Java

Lesson 05

try-with-resources cleanup

Use try-with-resources for files, connections, statements, and result sets so cleanup happens on success and failure.

Good Code

src/main/java/dev/review/user/JdbcUserRepository.java
public Optional<User> findByEmail(String email) throws SQLException {
    String sql = "select id, email, name from users where email = ?";

    try (
        Connection connection = dataSource.getConnection();
        PreparedStatement statement = connection.prepareStatement(sql)
    ) {
        statement.setString(1, email);

        try (ResultSet rows = statement.executeQuery()) {
            if (!rows.next()) {
                return Optional.empty();
            }

            return Optional.of(mapUser(rows));
        }
    }
}

Bad Code

src/main/java/JdbcUserRepository.java
public User findByEmail(String email) throws SQLException {
    Connection connection = dataSource.getConnection();
    PreparedStatement statement = connection.prepareStatement(
        "select * from users where email = '" + email + "'"
    );

    ResultSet rows = statement.executeQuery();
    if (!rows.next()) {
        return null;
    }

    connection.close();
    return mapUser(rows);
}

Review Notes

What to review

Good Code

The good version makes resource ownership visible.
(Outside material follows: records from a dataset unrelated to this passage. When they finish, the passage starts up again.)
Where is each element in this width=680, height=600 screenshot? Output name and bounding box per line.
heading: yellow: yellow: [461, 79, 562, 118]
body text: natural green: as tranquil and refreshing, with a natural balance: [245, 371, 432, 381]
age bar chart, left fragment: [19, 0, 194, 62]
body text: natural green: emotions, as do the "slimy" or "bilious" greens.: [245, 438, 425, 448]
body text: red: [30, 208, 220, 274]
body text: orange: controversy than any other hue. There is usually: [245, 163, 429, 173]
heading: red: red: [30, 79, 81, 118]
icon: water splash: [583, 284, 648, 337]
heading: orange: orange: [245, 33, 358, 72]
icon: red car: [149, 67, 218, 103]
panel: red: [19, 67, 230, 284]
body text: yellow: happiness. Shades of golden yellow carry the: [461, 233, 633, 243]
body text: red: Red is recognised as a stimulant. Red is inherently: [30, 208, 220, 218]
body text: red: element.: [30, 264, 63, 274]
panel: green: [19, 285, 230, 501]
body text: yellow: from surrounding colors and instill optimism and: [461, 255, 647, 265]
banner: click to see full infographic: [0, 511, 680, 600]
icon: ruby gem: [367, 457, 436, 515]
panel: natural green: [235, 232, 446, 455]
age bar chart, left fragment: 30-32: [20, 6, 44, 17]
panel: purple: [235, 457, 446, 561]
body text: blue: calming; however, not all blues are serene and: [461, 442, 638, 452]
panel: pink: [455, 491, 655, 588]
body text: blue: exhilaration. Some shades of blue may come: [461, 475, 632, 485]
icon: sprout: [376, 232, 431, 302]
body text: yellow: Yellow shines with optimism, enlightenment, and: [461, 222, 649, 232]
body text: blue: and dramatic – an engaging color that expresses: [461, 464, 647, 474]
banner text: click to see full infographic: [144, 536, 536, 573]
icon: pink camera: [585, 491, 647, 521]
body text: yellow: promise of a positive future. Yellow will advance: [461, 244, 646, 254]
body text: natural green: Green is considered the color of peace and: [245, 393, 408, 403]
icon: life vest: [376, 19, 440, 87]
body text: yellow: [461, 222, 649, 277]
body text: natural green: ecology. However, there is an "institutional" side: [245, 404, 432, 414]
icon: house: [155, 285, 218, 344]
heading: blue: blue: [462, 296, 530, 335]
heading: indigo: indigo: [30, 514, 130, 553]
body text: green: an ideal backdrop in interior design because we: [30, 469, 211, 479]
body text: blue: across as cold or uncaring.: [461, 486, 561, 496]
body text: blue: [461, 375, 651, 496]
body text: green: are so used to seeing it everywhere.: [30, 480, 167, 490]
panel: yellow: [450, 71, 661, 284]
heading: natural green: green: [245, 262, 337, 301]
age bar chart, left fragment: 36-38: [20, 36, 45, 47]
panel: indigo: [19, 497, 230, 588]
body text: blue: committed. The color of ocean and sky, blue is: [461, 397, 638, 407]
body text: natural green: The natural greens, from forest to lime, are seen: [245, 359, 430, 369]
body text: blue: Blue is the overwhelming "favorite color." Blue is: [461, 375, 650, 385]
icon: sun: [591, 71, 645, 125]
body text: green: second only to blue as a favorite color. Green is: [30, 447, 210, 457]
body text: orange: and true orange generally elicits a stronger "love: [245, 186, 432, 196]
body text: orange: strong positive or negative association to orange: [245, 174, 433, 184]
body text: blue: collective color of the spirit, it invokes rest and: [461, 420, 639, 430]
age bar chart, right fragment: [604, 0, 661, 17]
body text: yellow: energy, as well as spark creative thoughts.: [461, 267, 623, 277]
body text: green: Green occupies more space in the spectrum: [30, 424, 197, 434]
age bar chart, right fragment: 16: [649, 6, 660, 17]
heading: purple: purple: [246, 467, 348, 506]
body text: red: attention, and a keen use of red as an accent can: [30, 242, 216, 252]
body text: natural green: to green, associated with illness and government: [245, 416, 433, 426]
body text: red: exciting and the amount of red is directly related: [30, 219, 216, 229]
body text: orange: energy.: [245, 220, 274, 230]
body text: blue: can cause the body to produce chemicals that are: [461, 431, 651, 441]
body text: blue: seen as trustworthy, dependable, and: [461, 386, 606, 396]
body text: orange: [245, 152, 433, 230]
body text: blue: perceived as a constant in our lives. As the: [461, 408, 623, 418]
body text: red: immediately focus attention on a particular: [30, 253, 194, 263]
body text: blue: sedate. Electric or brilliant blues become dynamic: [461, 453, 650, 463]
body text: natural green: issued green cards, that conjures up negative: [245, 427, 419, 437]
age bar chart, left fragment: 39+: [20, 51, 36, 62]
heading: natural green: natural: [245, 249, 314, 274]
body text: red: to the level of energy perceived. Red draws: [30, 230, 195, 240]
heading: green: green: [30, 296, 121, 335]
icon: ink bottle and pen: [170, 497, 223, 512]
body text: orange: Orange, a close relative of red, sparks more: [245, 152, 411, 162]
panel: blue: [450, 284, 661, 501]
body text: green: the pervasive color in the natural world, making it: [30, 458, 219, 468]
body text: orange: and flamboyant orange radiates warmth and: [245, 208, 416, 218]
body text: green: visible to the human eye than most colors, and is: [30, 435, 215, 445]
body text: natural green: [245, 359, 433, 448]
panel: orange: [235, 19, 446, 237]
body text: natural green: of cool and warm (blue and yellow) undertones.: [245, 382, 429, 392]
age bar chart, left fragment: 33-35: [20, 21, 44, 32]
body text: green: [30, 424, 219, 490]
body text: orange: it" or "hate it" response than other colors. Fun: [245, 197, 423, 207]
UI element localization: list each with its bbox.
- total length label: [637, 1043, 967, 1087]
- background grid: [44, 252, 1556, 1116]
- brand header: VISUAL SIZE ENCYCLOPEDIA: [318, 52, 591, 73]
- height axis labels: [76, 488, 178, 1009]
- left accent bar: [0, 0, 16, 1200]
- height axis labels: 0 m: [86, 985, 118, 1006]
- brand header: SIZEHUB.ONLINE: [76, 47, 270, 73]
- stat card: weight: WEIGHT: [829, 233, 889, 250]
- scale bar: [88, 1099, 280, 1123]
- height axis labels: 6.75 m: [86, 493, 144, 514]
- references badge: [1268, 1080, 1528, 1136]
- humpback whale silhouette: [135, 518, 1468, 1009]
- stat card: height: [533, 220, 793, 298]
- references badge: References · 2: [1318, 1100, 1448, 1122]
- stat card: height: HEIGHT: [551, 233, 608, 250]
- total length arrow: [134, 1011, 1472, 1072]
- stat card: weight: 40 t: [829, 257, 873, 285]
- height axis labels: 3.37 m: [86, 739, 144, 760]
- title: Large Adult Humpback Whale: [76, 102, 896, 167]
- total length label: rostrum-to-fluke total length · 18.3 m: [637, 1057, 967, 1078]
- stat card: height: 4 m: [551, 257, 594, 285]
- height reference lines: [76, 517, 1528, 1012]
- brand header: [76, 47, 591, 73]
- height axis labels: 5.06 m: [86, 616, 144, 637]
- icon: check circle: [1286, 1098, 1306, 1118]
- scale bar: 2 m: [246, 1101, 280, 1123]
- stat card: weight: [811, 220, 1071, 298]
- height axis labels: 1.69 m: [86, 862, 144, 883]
Connections, statements, and result sets are closed even when the query or mapping throws.

Bad Code

The bad version manually closes only one resource on the happy path, skips cleanup on early returns, and mixes unsafe SQL construction into the same method.

Takeaways

  • Any Java object that must be closed should have an obvious owner and a cleanup path that survives exceptions.